Title insurance protects you in case something is missed. The insurer would have to pay any expenses associated with fixing problems with the title.
Title search costs
You'll not only need to pay for title insurance at closing, but will also need to pay the company that performed the title search. Attorneys or title companies conduct title searches, depending on where you live.
Homeowner's association fees
Sellers generally pay a transfer fee to their homeowner's association, which pays for the creation of a report showing dues are current. New home buyers may also have to prepay some HOA fees when closing on a home. These fees can sometimes be collected as part of escrow, or could be paid directly to the HOA.
Special fees for government-backed loans
The U.S. government makes it easier for people to get mortgages by guaranteeing certain loans. The Federal Housing Administration (FHA) guarantees loans, as does the Veteran's Administration. FHA Loans and VA loans can be easier to qualify for than conventional loans because the government insures the lender against loss.
But, FHA and VA loans come with up-front fees. There's a VA funding fee to pay unless you fall within an exception, with the fee based on your down payment and whether you were in the regular military or the reserves or national guard. If you've obtained a FHA loan, on the other hand, you'll pay an Up-Front Mortgage Insurance Premium (UPMIP) equal to 1.75% of the loan amount.
While these fees can be financed as part of your loan, this again means paying interest on them for many years. Try to pay them up front if you can.
When you've purchased a property, a new deed will need to be recorded. Your city or county maintain deeds and public land records, so this money will be paid at closing and go to the local recording office.
Your county will likely charge a transfer tax when the property is sold and transferred to a new owner. Transfer taxes vary depending where you live.

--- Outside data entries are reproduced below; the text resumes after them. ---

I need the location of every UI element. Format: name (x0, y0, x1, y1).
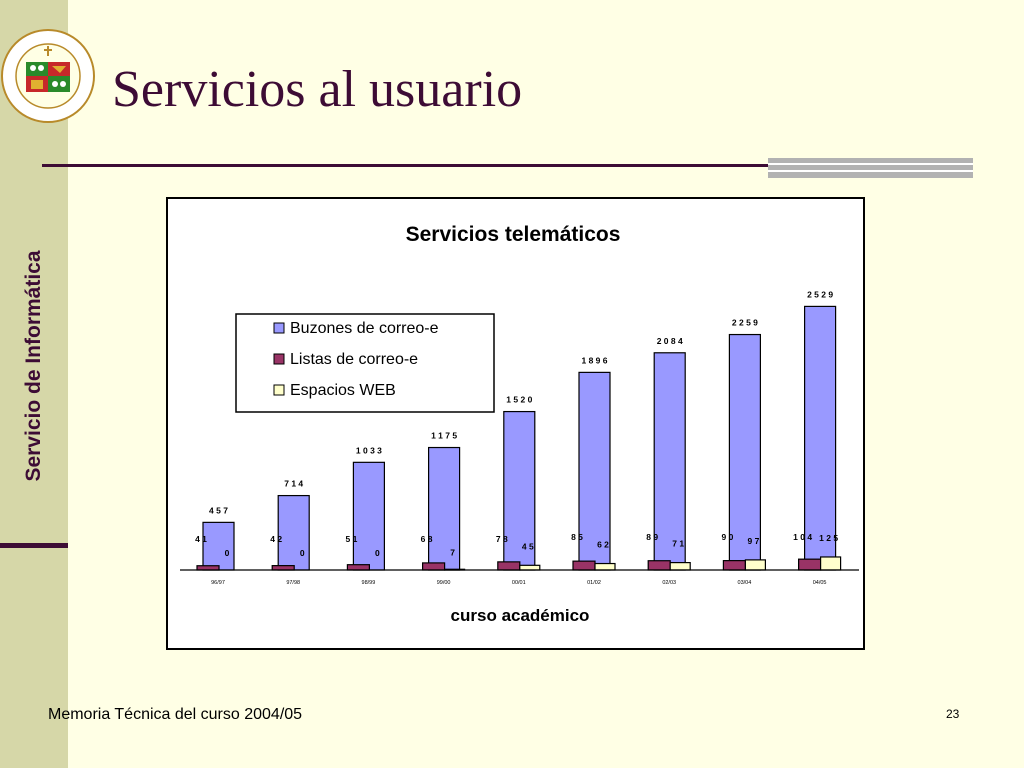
bar-web (594, 562, 616, 571)
data-label-listas: 8 5 (571, 532, 583, 542)
data-label-buzones: 7 1 4 (284, 479, 303, 489)
bar-buzones (352, 461, 385, 571)
bar-web (744, 559, 767, 571)
legend-label-web: Espacios WEB (290, 382, 396, 399)
x-tick-label: 96/97 (211, 580, 225, 586)
data-label-listas: 4 2 (270, 534, 282, 544)
data-label-buzones: 2 5 2 9 (807, 289, 833, 299)
data-label-web: 7 1 (672, 539, 684, 549)
bar-buzones (653, 352, 686, 571)
x-tick-label: 03/04 (738, 580, 752, 586)
university-seal-icon (1, 29, 95, 123)
legend-swatch-buzones (273, 322, 285, 334)
chart-legend: Buzones de correo-e Listas de correo-e Esp… (235, 313, 495, 413)
data-label-web: 0 (225, 548, 230, 558)
data-label-listas: 7 8 (496, 534, 508, 544)
bar-listas (797, 558, 822, 571)
bar-web (669, 561, 691, 571)
data-label-buzones: 1 1 7 5 (431, 431, 457, 441)
bar-buzones (728, 333, 762, 571)
data-label-web: 1 2 5 (819, 533, 838, 543)
data-label-web: 9 7 (747, 536, 759, 546)
legend-label-listas: Listas de correo-e (290, 351, 418, 368)
bar-buzones (503, 410, 536, 571)
sidebar (0, 0, 68, 768)
data-label-web: 6 2 (597, 540, 609, 550)
data-label-web: 0 (300, 548, 305, 558)
legend-swatch-web (273, 384, 285, 396)
bar-buzones (277, 494, 310, 571)
legend-label-buzones: Buzones de correo-e (290, 320, 439, 337)
data-label-listas: 4 1 (195, 534, 207, 544)
footer-caption: Memoria Técnica del curso 2004/05 (48, 706, 303, 723)
data-label-web: 0 (375, 548, 380, 558)
title-decoration-line (768, 170, 973, 172)
bar-buzones (803, 305, 837, 571)
bar-web (519, 564, 541, 571)
chart-title: Servicios telemáticos (406, 223, 621, 246)
data-label-buzones: 1 0 3 3 (356, 445, 382, 455)
data-label-buzones: 2 2 5 9 (732, 318, 758, 328)
bar-buzones (428, 446, 461, 571)
x-tick-label: 02/03 (662, 580, 676, 586)
bar-listas (196, 565, 220, 571)
bar-buzones (578, 371, 611, 571)
data-label-buzones: 4 5 7 (209, 505, 228, 515)
data-label-buzones: 1 5 2 0 (506, 395, 532, 405)
data-label-listas: 6 8 (421, 534, 433, 544)
bar-listas (271, 565, 295, 571)
x-tick-label: 98/99 (362, 580, 376, 586)
data-label-listas: 9 0 (721, 532, 733, 542)
title-decoration-line (768, 163, 973, 165)
x-tick-label: 01/02 (587, 580, 601, 586)
data-label-buzones: 2 0 8 4 (657, 336, 683, 346)
x-tick-label: 00/01 (512, 580, 526, 586)
data-label-buzones: 1 8 9 6 (582, 355, 608, 365)
x-tick-label: 97/98 (286, 580, 300, 586)
data-label-listas: 5 1 (345, 534, 357, 544)
sidebar-title: Servicio de Informática (22, 250, 45, 482)
bar-listas (497, 561, 521, 571)
bar-listas (722, 560, 747, 571)
bar-buzones (202, 521, 235, 571)
data-label-web: 4 5 (522, 541, 534, 551)
data-label-listas: 8 9 (646, 532, 658, 542)
bar-listas (346, 564, 370, 571)
bar-web (819, 556, 842, 571)
bar-chart: Servicios telemáticos 4 5 7 4 1 0 96/97 7 1 … (180, 223, 859, 625)
x-tick-label: 04/05 (813, 580, 827, 586)
title-decoration-bar (768, 158, 973, 178)
bar-listas (572, 560, 596, 571)
chart-frame: Servicios telemáticos 4 5 7 4 1 0 96/97 7 1 … (166, 197, 865, 650)
x-axis-label: curso académico (451, 606, 590, 625)
bar-listas (422, 562, 446, 571)
sidebar-accent-bar (0, 543, 68, 548)
data-label-listas: 1 0 4 (793, 532, 812, 542)
legend-swatch-listas (273, 353, 285, 365)
page-title: Servicios al usuario (112, 61, 523, 118)
bar-listas (647, 560, 671, 571)
page-number: 23 (946, 707, 960, 721)
x-tick-label: 99/00 (437, 580, 451, 586)
title-divider (42, 164, 774, 167)
data-label-web: 7 (450, 547, 455, 557)
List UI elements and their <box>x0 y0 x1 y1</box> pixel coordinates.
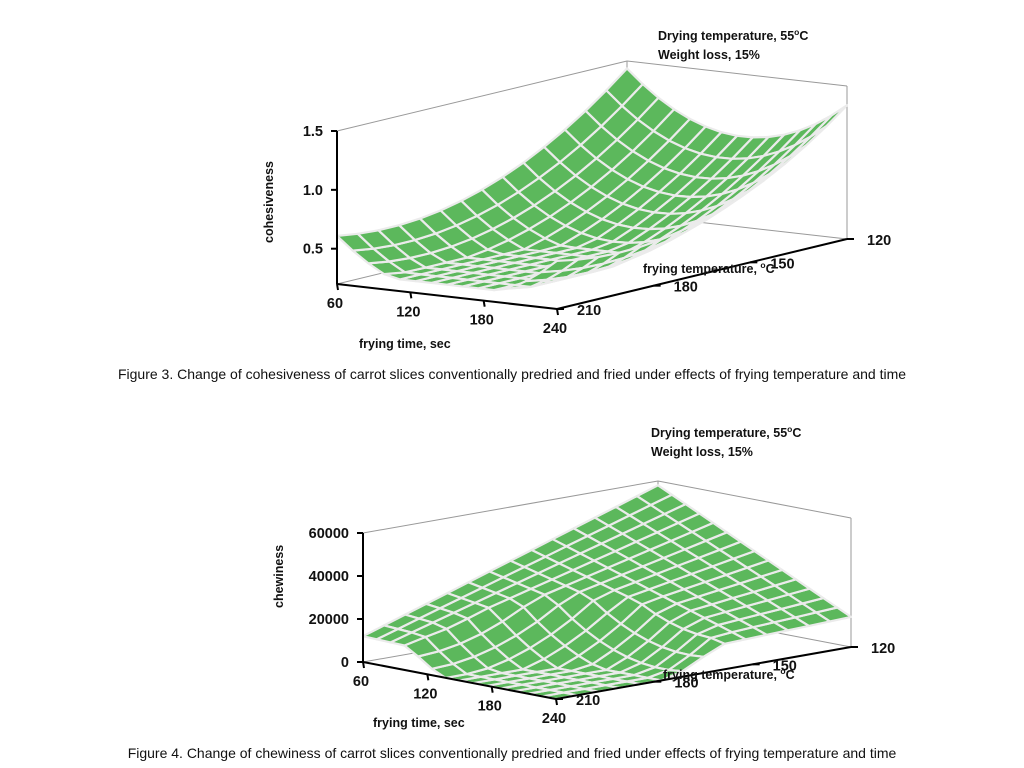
fig4-surface <box>361 484 853 701</box>
fig3-x-tick-label: 60 <box>327 296 343 312</box>
fig3-plot: 0.5 1.0 1.5 60 120 180 240 120 150 180 210 <box>303 60 891 337</box>
fig3-x-tick <box>336 283 339 291</box>
fig4-z-tick-label: 40000 <box>309 569 349 585</box>
fig3-x-tick <box>482 300 486 307</box>
fig3-surface-cell <box>335 232 375 252</box>
fig4-x-tick <box>490 686 494 693</box>
fig3-y-axis-line <box>556 238 848 310</box>
fig4-annotation-line1: Drying temperature, 55oC <box>651 423 802 440</box>
fig4-x-tick-label: 120 <box>413 686 437 702</box>
fig4-z-axis-label: chewiness <box>272 544 286 608</box>
fig3-y-tick-label: 150 <box>770 256 794 272</box>
fig4-z-tick-label: 0 <box>341 655 349 671</box>
figure-3: 0.5 1.0 1.5 60 120 180 240 120 150 180 210 Drying … <box>117 27 907 382</box>
fig4-x-tick-label: 180 <box>478 699 502 715</box>
fig4-annotation-line2: Weight loss, 15% <box>651 445 753 459</box>
fig4-x-axis-label: frying time, sec <box>373 716 465 730</box>
fig4-box-edge <box>362 480 659 534</box>
fig3-x-tick-label: 240 <box>543 321 567 337</box>
fig3-surface <box>335 67 849 292</box>
fig3-box-edge <box>336 60 628 132</box>
fig3-x-tick-label: 120 <box>396 304 420 320</box>
fig3-annotation-line2: Weight loss, 15% <box>658 48 760 62</box>
fig4-plot: 0 20000 40000 60000 60 120 180 240 120 150 180 210 <box>309 480 896 727</box>
fig4-y-axis-line <box>555 646 852 700</box>
fig4-surface-cell <box>361 624 399 641</box>
fig3-box-edge <box>626 60 848 87</box>
fig4-box-edge <box>657 480 852 519</box>
fig3-z-axis-label: cohesiveness <box>262 161 276 243</box>
fig4-x-tick-label: 60 <box>353 674 369 690</box>
fig4-y-tick-label: 120 <box>871 641 895 657</box>
fig3-y-tick-label: 180 <box>674 280 698 296</box>
fig4-axes <box>362 533 852 700</box>
fig4-z-tick-label: 60000 <box>309 526 349 542</box>
fig3-z-tick-label: 1.5 <box>303 124 323 140</box>
fig3-x-tick-label: 180 <box>470 313 494 329</box>
fig4-y-tick-label: 150 <box>773 658 797 674</box>
fig4-y-axis-label: frying temperature, oC <box>663 665 795 682</box>
fig4-x-tick-label: 240 <box>542 711 566 727</box>
fig3-y-tick-label: 120 <box>867 233 891 249</box>
fig4-z-tick-label: 20000 <box>309 612 349 628</box>
fig3-y-tick-label: 210 <box>577 303 601 319</box>
fig4-y-tick-label: 210 <box>576 693 600 709</box>
fig4-annotation: Drying temperature, 55oC Weight loss, 15… <box>651 424 801 462</box>
fig4-x-tick <box>426 674 430 681</box>
fig3-caption: Figure 3. Change of cohesiveness of carr… <box>117 366 907 382</box>
fig3-axes <box>336 131 848 310</box>
fig3-x-axis-line <box>336 283 558 310</box>
fig4-x-tick <box>362 661 365 669</box>
fig3-ticks: 0.5 1.0 1.5 60 120 180 240 120 150 180 210 <box>303 124 891 337</box>
fig4-caption: Figure 4. Change of chewiness of carrot … <box>127 745 897 761</box>
figure-4: 0 20000 40000 60000 60 120 180 240 120 150 180 210 … <box>0 400 1024 768</box>
fig3-annotation: Drying temperature, 55oC Weight loss, 15… <box>658 27 808 65</box>
fig3-x-tick <box>409 292 413 299</box>
fig3-y-axis-label: frying temperature, oC <box>643 259 775 276</box>
fig3-z-tick-label: 0.5 <box>303 242 323 258</box>
fig3-annotation-line1: Drying temperature, 55oC <box>658 26 809 43</box>
fig4-y-tick-label: 180 <box>674 676 698 692</box>
fig3-z-tick-label: 1.0 <box>303 183 323 199</box>
fig4-ticks: 0 20000 40000 60000 60 120 180 240 120 150 180 210 <box>309 526 896 727</box>
fig3-x-axis-label: frying time, sec <box>359 337 451 351</box>
fig4-x-axis-line <box>362 661 557 700</box>
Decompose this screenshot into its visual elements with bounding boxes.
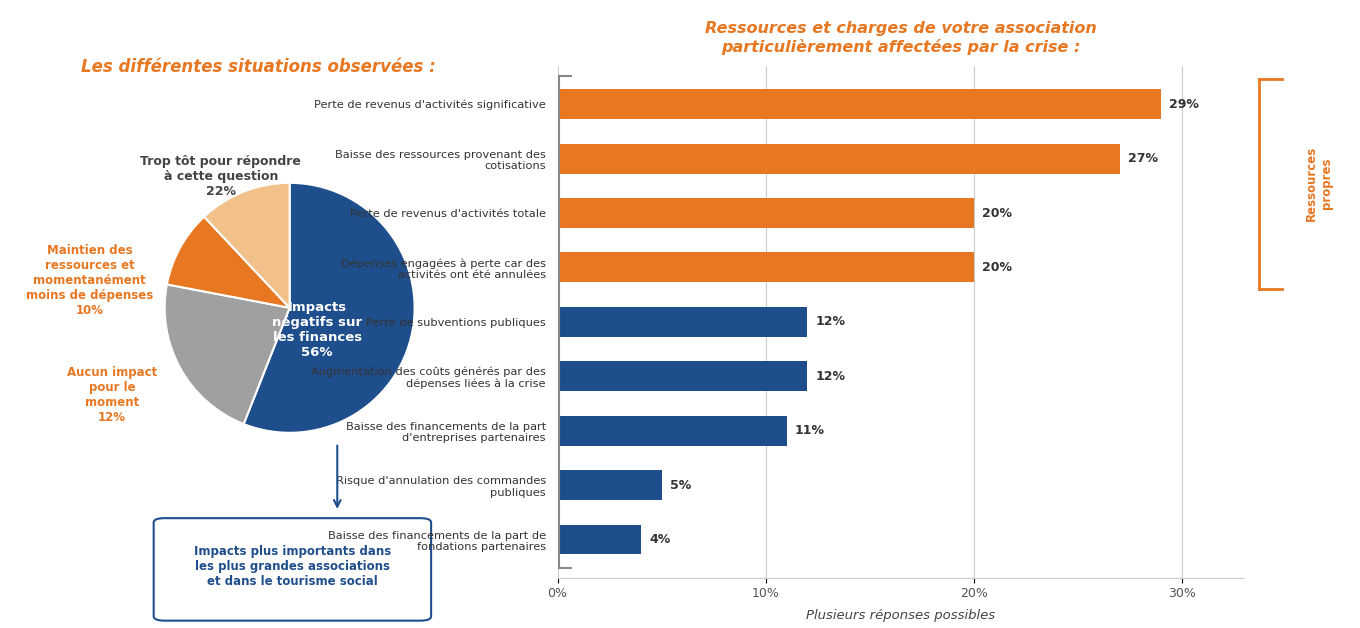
Text: 20%: 20%	[982, 261, 1012, 274]
Text: Impacts
négatifs sur
les finances
56%: Impacts négatifs sur les finances 56%	[272, 301, 362, 359]
Wedge shape	[167, 217, 290, 308]
Bar	[558, 89, 1161, 119]
Bar	[558, 416, 786, 446]
Text: 27%: 27%	[1127, 152, 1157, 165]
Text: 4%: 4%	[649, 533, 670, 546]
Bar	[558, 198, 974, 228]
Text: 20%: 20%	[982, 207, 1012, 220]
Wedge shape	[204, 183, 290, 308]
Bar	[558, 307, 808, 337]
Text: 12%: 12%	[816, 315, 846, 328]
Text: 5%: 5%	[670, 479, 691, 492]
X-axis label: Plusieurs réponses possibles: Plusieurs réponses possibles	[806, 609, 996, 622]
Text: Ressources
propres: Ressources propres	[1304, 146, 1333, 221]
Text: Maintien des
ressources et
momentanément
moins de dépenses
10%: Maintien des ressources et momentanément…	[26, 244, 154, 317]
Text: Aucun impact
pour le
moment
12%: Aucun impact pour le moment 12%	[67, 366, 158, 425]
Bar	[558, 144, 1119, 173]
Text: Les différentes situations observées :: Les différentes situations observées :	[82, 58, 435, 76]
Bar	[558, 252, 974, 283]
Text: Trop tôt pour répondre
à cette question
22%: Trop tôt pour répondre à cette question …	[140, 155, 302, 198]
Text: 29%: 29%	[1170, 98, 1200, 111]
FancyBboxPatch shape	[154, 518, 431, 620]
Text: Impacts plus importants dans
les plus grandes associations
et dans le tourisme s: Impacts plus importants dans les plus gr…	[193, 544, 392, 588]
Text: 12%: 12%	[816, 370, 846, 383]
Bar	[558, 524, 641, 555]
Wedge shape	[243, 183, 415, 433]
Wedge shape	[165, 284, 290, 424]
Title: Ressources et charges de votre association
particulièrement affectées par la cri: Ressources et charges de votre associati…	[704, 21, 1098, 55]
Bar	[558, 361, 808, 391]
Bar	[558, 470, 662, 500]
Text: 11%: 11%	[794, 424, 826, 437]
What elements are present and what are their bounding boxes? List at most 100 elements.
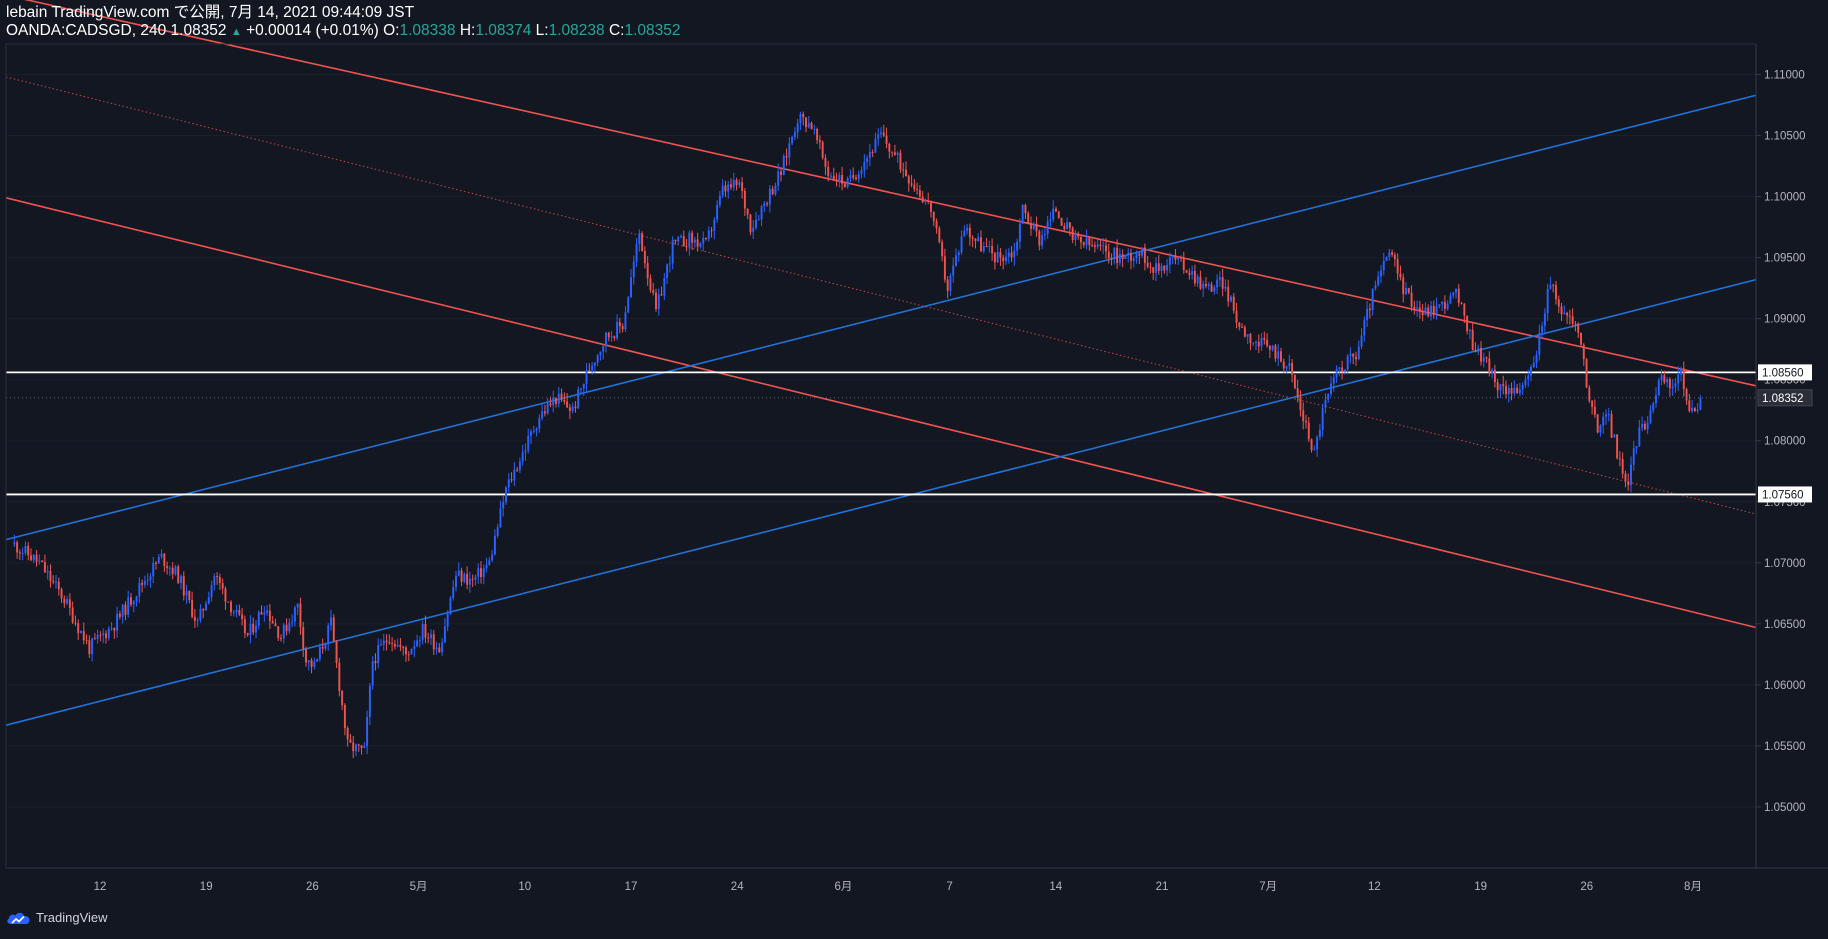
candle-body xyxy=(1171,256,1174,258)
candle-body xyxy=(1135,253,1138,259)
candle-body xyxy=(13,542,16,545)
candle-body xyxy=(1060,217,1063,226)
candle-body xyxy=(457,570,460,576)
candle-body xyxy=(646,263,649,279)
candle-body xyxy=(1627,481,1630,486)
candle-body xyxy=(682,236,685,247)
candle-body xyxy=(566,401,569,408)
candle-body xyxy=(405,647,407,655)
candle-body xyxy=(732,179,735,188)
x-tick-label: 8月 xyxy=(1684,881,1702,893)
candle-body xyxy=(1557,299,1560,307)
candle-body xyxy=(402,647,405,649)
candle-body xyxy=(1091,245,1094,247)
candle-body xyxy=(513,469,516,481)
candle-body xyxy=(43,561,46,573)
low-value: 1.08238 xyxy=(548,22,605,39)
candle-body xyxy=(1007,252,1010,257)
candle-body xyxy=(1382,261,1385,271)
trendlines[interactable] xyxy=(5,0,1757,726)
candle-body xyxy=(968,227,971,238)
candle-body xyxy=(741,182,744,191)
candle-body xyxy=(118,613,121,617)
candle-body xyxy=(202,608,205,611)
high-label: H: xyxy=(459,22,476,39)
symbol-legend[interactable]: OANDA:CADSGD, 240 1.08352 ▲ +0.00014 (+0… xyxy=(6,22,680,41)
x-tick-label: 6月 xyxy=(834,881,852,893)
candle-body xyxy=(191,599,194,617)
candle-body xyxy=(68,599,71,608)
time-axis[interactable]: 12 19 26 5月 10 17 24 6月 7 14 21 7月 12 19 26 8月 xyxy=(94,881,1702,893)
candle-body xyxy=(282,624,285,639)
candle-body xyxy=(1341,367,1344,372)
tradingview-logo[interactable]: TradingView xyxy=(6,910,108,925)
candle-body xyxy=(455,575,457,588)
candle-body xyxy=(171,567,174,575)
candle-body xyxy=(188,590,191,600)
up-arrow-icon: ▲ xyxy=(230,26,242,38)
candle-body xyxy=(1499,384,1502,391)
candle-body xyxy=(982,246,985,252)
candle-body xyxy=(730,184,732,188)
candle-body xyxy=(1241,326,1244,328)
cloud-logo-icon xyxy=(7,912,30,924)
candle-body xyxy=(1210,284,1213,292)
candle-body xyxy=(1077,233,1080,237)
candle-body xyxy=(1418,307,1421,312)
candle-body xyxy=(1371,288,1374,311)
candle-body xyxy=(1391,252,1394,255)
candle-body xyxy=(1421,311,1424,316)
candle-body xyxy=(1307,422,1310,440)
candle-body xyxy=(616,322,619,339)
trendline-red-median xyxy=(5,76,1757,515)
y-tick-label: 1.11000 xyxy=(1764,70,1805,82)
candle-body xyxy=(1010,252,1013,258)
candle-body xyxy=(180,576,182,584)
publish-info: lebain TradingView.com で公開, 7月 14, 2021 … xyxy=(6,4,414,22)
candle-body xyxy=(1643,423,1646,430)
candle-body xyxy=(1063,225,1066,230)
candle-body xyxy=(1268,345,1271,350)
candle-body xyxy=(1157,263,1160,271)
horizontal-levels[interactable] xyxy=(6,371,1756,496)
candle-body xyxy=(830,175,832,177)
candle-body xyxy=(596,354,599,363)
candle-body xyxy=(196,620,199,622)
x-tick-label: 14 xyxy=(1049,881,1062,893)
candle-body xyxy=(1405,287,1407,295)
candle-body xyxy=(1202,284,1205,289)
candle-body xyxy=(127,597,130,615)
candle-body xyxy=(1105,245,1107,252)
candle-body xyxy=(1638,427,1641,447)
candle-body xyxy=(746,208,749,215)
candle-body xyxy=(130,597,132,605)
candle-body xyxy=(505,487,507,502)
candle-body xyxy=(896,152,899,155)
candle-body xyxy=(385,640,388,643)
candle-body xyxy=(1002,257,1005,262)
y-tick-label: 1.05500 xyxy=(1764,741,1806,753)
candle-body xyxy=(821,142,824,158)
candle-body xyxy=(1480,347,1482,362)
x-tick-label: 21 xyxy=(1156,881,1169,893)
candle-body xyxy=(291,621,294,623)
price-axis[interactable]: 1.11000 1.10500 1.10000 1.09500 1.09000 1.085… xyxy=(1756,70,1806,814)
candle-body xyxy=(280,638,282,640)
candle-body xyxy=(91,638,94,655)
candle-body xyxy=(466,573,469,585)
candle-body xyxy=(1560,306,1563,315)
candle-body xyxy=(857,173,860,180)
candle-body xyxy=(435,647,438,650)
candle-body xyxy=(427,637,430,639)
candle-body xyxy=(96,634,99,639)
candle-body xyxy=(902,169,905,171)
close-label: C: xyxy=(608,22,625,39)
candle-body xyxy=(1074,233,1077,240)
candle-body xyxy=(424,623,427,638)
candle-body xyxy=(991,245,994,254)
candle-body xyxy=(960,236,963,253)
candle-body xyxy=(1016,241,1019,251)
candle-body xyxy=(691,232,694,243)
candle-body xyxy=(543,411,546,414)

Courier fees are fees paid for documents associated with your loan to be transported to appropriate parties. This could cover costs for transmitting documents to lenders, or to the county where the deed needs to be recorded.
Be prepared for closing costs
There are a lot of closing costs you have to pay when you buy a home. With so many different fees and expenses, it's no wonder closing costs could add up to as much as 5% of the amount you're borrowing. You need to save money to cover these costs before you start shopping for a home so you aren't hit with unexpected expenses you can't afford to pay after finding a home you've fallen in love with.